Picture of Al Jazeera journalist Shireen Abu Aqleh
Picture of Al Jazeera journalist Shireen Abu Aqleh Reuters

Hussein a-Sheikh, the Palestinian Authority's minister in charge of civilian affairs and one of the PA's senior officials tasked with maintaining relations with Israel, announced on Thursday morning that the Palestinians have rejected the Israeli request to hold a joint investigation into the death of the Al Jazeera journalist Shireen Abu Aqleh, who was shot in Jenin on Wednesday in unclear circumstances.

"Israel requested that we hold a joint investigation into the incident and into the bullet that murdered journalist Shireen," a-Sheikh wrote on Twitter. "We refused, and announced that our investigation will be conducted independently, and at its conclusion, we will inform the family of Abu Aqleh, the Americans, Qatar, and the whole world, of the results of the investigation which will be conducted with a high level of transparency. All the indications and witness accounts point to the fact that she was assassinated by an Israeli special forces unit," he added.

The IDF's initial investigation of the incident has revealed that the Palestinian journalist was standing between 100 and 150 meters away from the IDF forces who were operating in Jenin, when she was hit by gunfire. During the operation, fighters from the Duvdevan unit fired several dozen bullets, but it is unclear whether Abu Aqleh was hit by Israeli fire or by a bullet fired by armed Palestinian gunmen who had provoked the battle by firing first at the IDF unit.

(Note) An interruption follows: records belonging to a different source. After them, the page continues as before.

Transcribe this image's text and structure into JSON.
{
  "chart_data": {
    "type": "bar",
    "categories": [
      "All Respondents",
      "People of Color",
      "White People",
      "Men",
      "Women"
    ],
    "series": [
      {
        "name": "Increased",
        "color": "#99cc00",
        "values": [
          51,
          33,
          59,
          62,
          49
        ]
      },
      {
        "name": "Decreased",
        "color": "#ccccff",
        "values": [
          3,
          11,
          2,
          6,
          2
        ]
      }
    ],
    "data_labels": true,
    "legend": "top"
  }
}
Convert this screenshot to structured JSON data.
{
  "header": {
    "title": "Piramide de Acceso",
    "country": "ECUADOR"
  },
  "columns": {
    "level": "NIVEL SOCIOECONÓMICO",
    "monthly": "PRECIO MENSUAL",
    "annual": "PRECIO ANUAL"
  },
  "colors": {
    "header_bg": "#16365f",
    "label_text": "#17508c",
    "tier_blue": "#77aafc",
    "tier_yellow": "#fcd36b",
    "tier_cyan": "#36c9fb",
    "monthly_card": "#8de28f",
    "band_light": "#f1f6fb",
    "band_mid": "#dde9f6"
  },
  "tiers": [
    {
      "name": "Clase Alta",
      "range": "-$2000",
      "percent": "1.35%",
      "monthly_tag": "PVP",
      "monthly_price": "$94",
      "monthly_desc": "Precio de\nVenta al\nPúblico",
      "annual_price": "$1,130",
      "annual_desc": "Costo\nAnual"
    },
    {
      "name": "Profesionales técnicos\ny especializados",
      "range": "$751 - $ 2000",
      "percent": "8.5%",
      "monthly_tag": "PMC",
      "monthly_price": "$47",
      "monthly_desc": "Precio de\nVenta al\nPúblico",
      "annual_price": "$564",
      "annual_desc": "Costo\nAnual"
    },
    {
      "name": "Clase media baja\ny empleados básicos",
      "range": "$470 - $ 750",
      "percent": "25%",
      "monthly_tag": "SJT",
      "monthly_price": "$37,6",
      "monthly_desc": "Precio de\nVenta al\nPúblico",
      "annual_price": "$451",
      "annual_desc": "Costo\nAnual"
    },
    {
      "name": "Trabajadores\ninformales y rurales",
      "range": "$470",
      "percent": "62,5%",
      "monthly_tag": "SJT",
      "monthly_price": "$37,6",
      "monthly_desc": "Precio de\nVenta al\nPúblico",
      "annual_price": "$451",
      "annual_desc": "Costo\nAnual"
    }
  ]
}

Israel has a clear and pressing interest in verifying the details of the incident, and IDF Gen. Rasan Elian had already asked the Palestinians to release the bullet extracted from the journalist during autopsy, in order to conduct a forensics examination and determine its origin. The Palestinians, however, have refused to comply.

According to a senior security official, Israel, "acting transparently and with openness, has proposed to Palestinian Authority and American representatives that we send our own representatives to be present at the forensics examination of the bullet."

Speaking on Kan 11, Gen. Yehuda Fuchs, the head of the IDF's Central Command, said that he has not ruled out any potential source of the bullet. "Wild, unchecked gunfire was directed at IDF forces operating in the area," he said. "They were shot at from a number of directions, and at this stage, I am unable to determine what exactly hit Abu Aqleh."

IDF spokesman Brig.-Gen. Ran Kochavi has also said that the inability of the Palestinians to determine the source of the gunfire testifies to the complexity of the incident. However, he added that if the bullet were to be transferred to Israeli forensics experts, its source could be identified.